I’m thrilled that Irby also has a blog (www.bitchesgottaeat.blogspot.com) and I’m now reading that, starting at the very beginning. Yay.
A Thousand Splendid Suns, Khaled Hosseini
I read and adored The Kite Runner several years ago, so after hearing A Thousand Splendid Suns was just as good, I was saving it for a special occasion. That occasion finally came when I was choosing the reading list for my daughter’s World Literature course this year. We just read it together and it was absolutely amazing. And heartbreaking. And eye-opening. And a reading experience I’ll definitely remember for many years to come.
Written about the experiences of two women whose lives intertwine in war-torn Afghanistan, A Thousand Splendid Suns made their experiences on the other side of the world deeply personal and relatable to this suburban white woman in Tennessee. Khaled Hosseini writes beautifully and movingly and I soaked up every word, and by the end of the book I felt connected for the first time to the struggles faced by so many woman right now in the Middle East — That, to me, is what reading is all about and it was something I was excited to share with my daughter. While reading the book together, we also read news reports of Afghanistan’s current political and cultural climate and synopses of its history. We ended with a better understanding of Afghanistan’s place in the world and the impact its constant unrest is having on its people.
A Thousand Splendid Suns is certainly one of the best books I’ve read this year and this decade, for that matter, and I highly recommend it.

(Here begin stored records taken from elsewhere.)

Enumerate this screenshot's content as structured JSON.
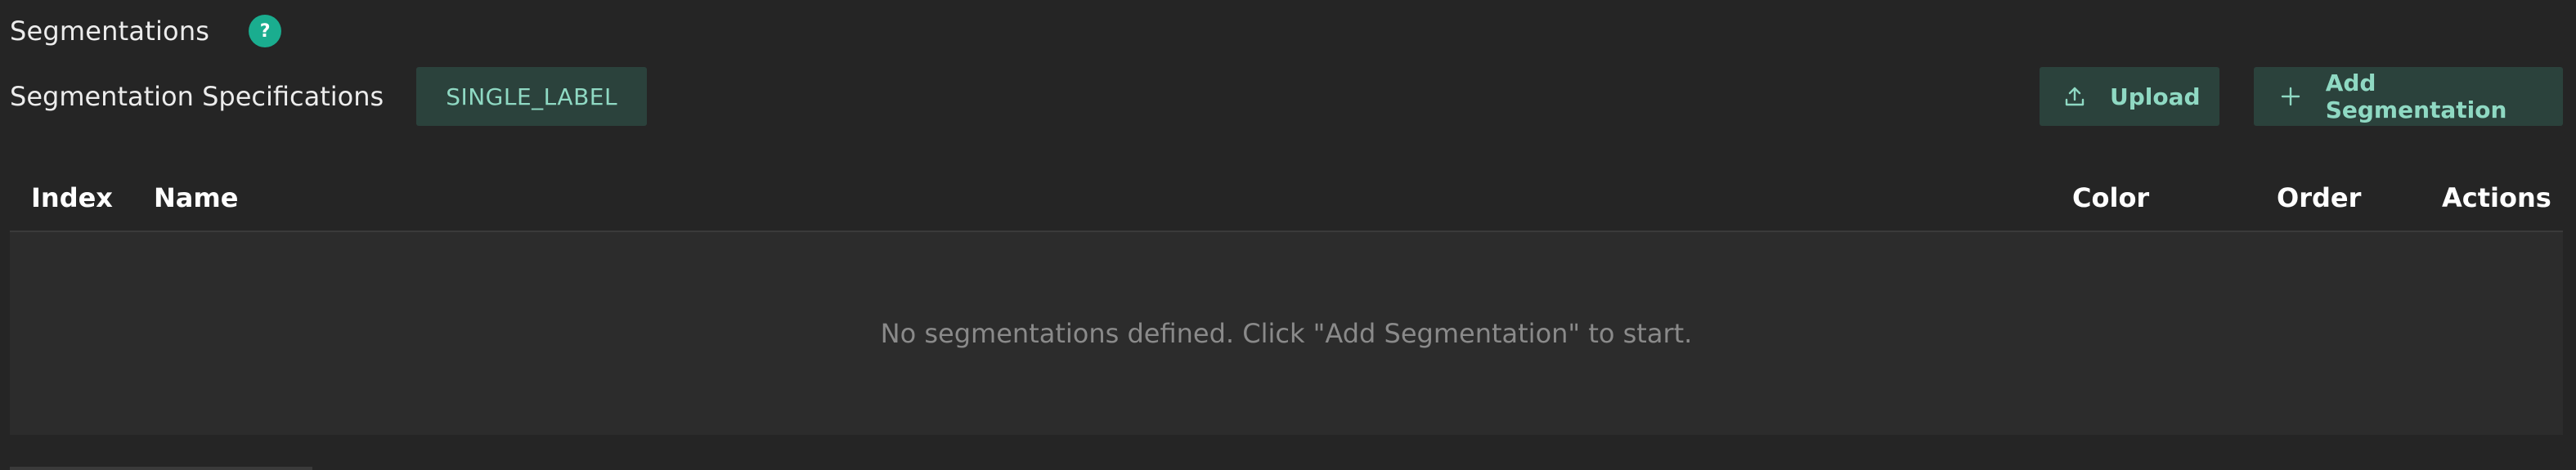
{
  "section": {
    "title": "Segmentations",
    "help_label": "?"
  },
  "specifications": {
    "label": "Segmentation Specifications",
    "type_value": "SINGLE_LABEL"
  },
  "actions": {
    "upload_label": "Upload",
    "upload_icon": "upload-icon",
    "add_label": "Add Segmentation",
    "add_icon": "plus-icon"
  },
  "table": {
    "columns": {
      "index": "Index",
      "name": "Name",
      "color": "Color",
      "order": "Order",
      "actions": "Actions"
    },
    "rows": [],
    "empty_message": "No segmentations defined. Click \"Add Segmentation\" to start."
  },
  "colors": {
    "accent": "#1aad8f",
    "button_bg": "#2b423c",
    "button_text": "#8fd9c3",
    "background": "#252525",
    "table_body_bg": "#2c2c2c"
  }
}
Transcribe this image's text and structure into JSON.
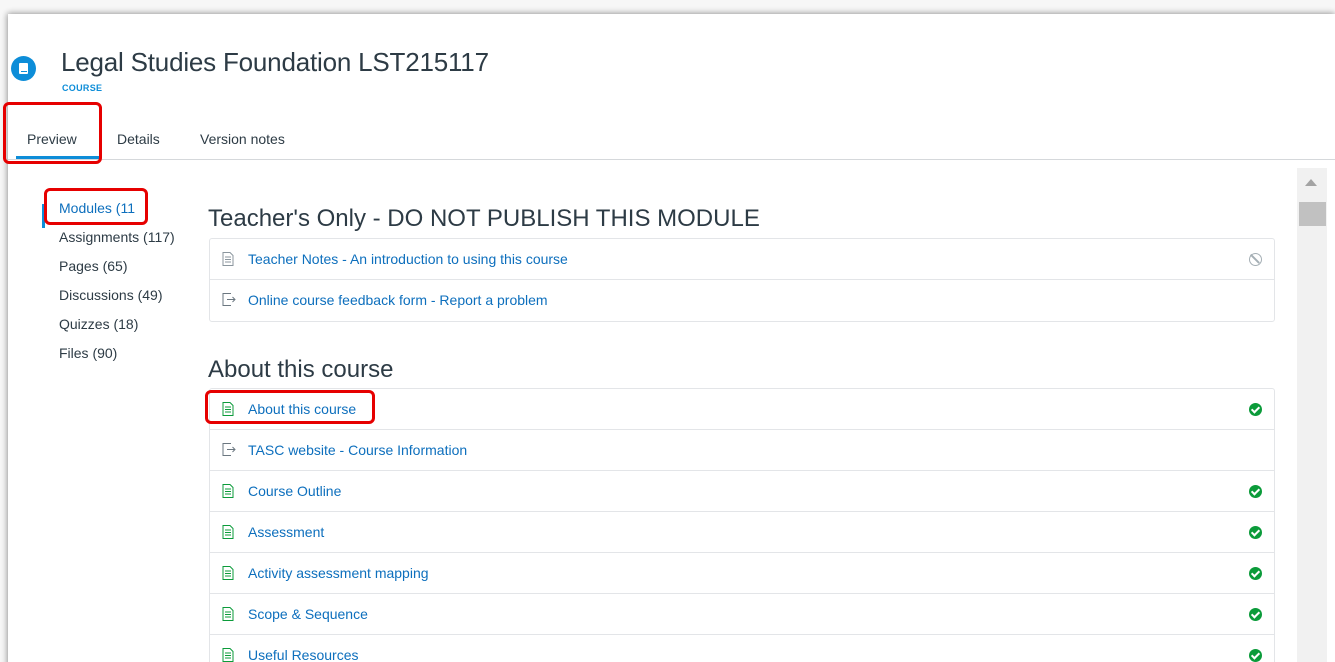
{
  "header": {
    "title": "Legal Studies Foundation LST215117",
    "subtitle": "COURSE",
    "icon": "book-icon"
  },
  "tabs": [
    {
      "label": "Preview",
      "active": true
    },
    {
      "label": "Details",
      "active": false
    },
    {
      "label": "Version notes",
      "active": false
    }
  ],
  "sidebar": {
    "items": [
      {
        "label": "Modules (11",
        "active": true
      },
      {
        "label": "Assignments (117)",
        "active": false
      },
      {
        "label": "Pages (65)",
        "active": false
      },
      {
        "label": "Discussions (49)",
        "active": false
      },
      {
        "label": "Quizzes (18)",
        "active": false
      },
      {
        "label": "Files (90)",
        "active": false
      }
    ]
  },
  "modules": [
    {
      "title": "Teacher's Only - DO NOT PUBLISH THIS MODULE",
      "items": [
        {
          "label": "Teacher Notes - An introduction to using this course",
          "type": "page-icon",
          "status": "unpublished"
        },
        {
          "label": "Online course feedback form - Report a problem",
          "type": "external-link-icon",
          "status": "none"
        }
      ]
    },
    {
      "title": "About this course",
      "items": [
        {
          "label": "About this course",
          "type": "page-icon",
          "status": "published"
        },
        {
          "label": "TASC website - Course Information",
          "type": "external-link-icon",
          "status": "none"
        },
        {
          "label": "Course Outline",
          "type": "page-icon",
          "status": "published"
        },
        {
          "label": "Assessment",
          "type": "page-icon",
          "status": "published"
        },
        {
          "label": "Activity assessment mapping",
          "type": "page-icon",
          "status": "published"
        },
        {
          "label": "Scope & Sequence",
          "type": "page-icon",
          "status": "published"
        },
        {
          "label": "Useful Resources",
          "type": "page-icon",
          "status": "published"
        }
      ]
    }
  ],
  "colors": {
    "accent": "#0d8dd8",
    "link": "#0d6fbd",
    "published": "#0b9b3a",
    "highlight": "#e60000"
  }
}
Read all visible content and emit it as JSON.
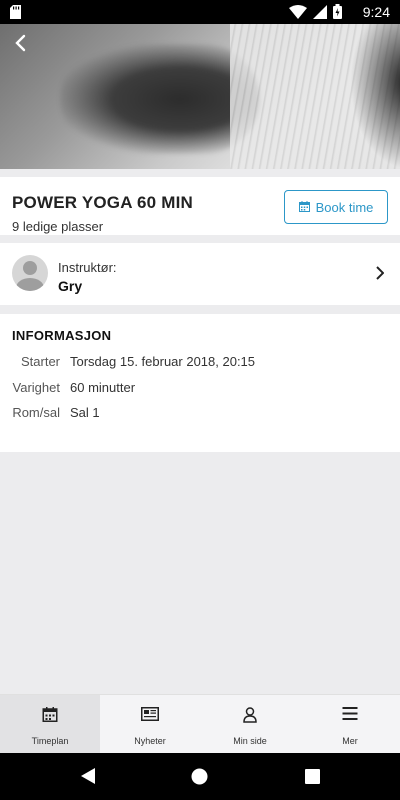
{
  "status_bar": {
    "time": "9:24"
  },
  "class": {
    "title": "POWER YOGA 60 MIN",
    "spots": "9 ledige plasser",
    "book_label": "Book time"
  },
  "instructor": {
    "label": "Instruktør:",
    "name": "Gry"
  },
  "info": {
    "heading": "INFORMASJON",
    "rows": [
      {
        "key": "Starter",
        "value": "Torsdag 15. februar 2018, 20:15"
      },
      {
        "key": "Varighet",
        "value": "60 minutter"
      },
      {
        "key": "Rom/sal",
        "value": "Sal 1"
      }
    ]
  },
  "tabs": [
    {
      "label": "Timeplan",
      "icon": "calendar-icon",
      "active": true
    },
    {
      "label": "Nyheter",
      "icon": "newspaper-icon",
      "active": false
    },
    {
      "label": "Min side",
      "icon": "person-icon",
      "active": false
    },
    {
      "label": "Mer",
      "icon": "menu-icon",
      "active": false
    }
  ],
  "colors": {
    "accent": "#2c97c8"
  }
}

The Best Christmas Pageant Ever, Barbara Robinson
I listened to the audiobook version of this story, which was read by Elaine Stritch, and the combination of her excellent narration and Barbara Robinson’s pitch-perfect narrative voice sent me right back to my small-town childhood again. I literally felt like I was a ten-year-old listening to a friend relay the incredible story of the awful Herdman kids and that time they all participated in the local Christmas pageant, and I enjoyed the hell out of it. It was the kind of thing that easily could have taken place in my hometown back in the day, which made it an extra fun listen. I even cried a little at the end!
I enthusiastically recommend this book either as a Christmas listen or as a read-aloud with your own kids. Your whole family will LOVE it. I promise. I can’t believe this book made it into my top ten of the year, but honestly there aren’t a whole lot of really wonderful Christmas family books out there for grade school-aged kids and this one is magnificent.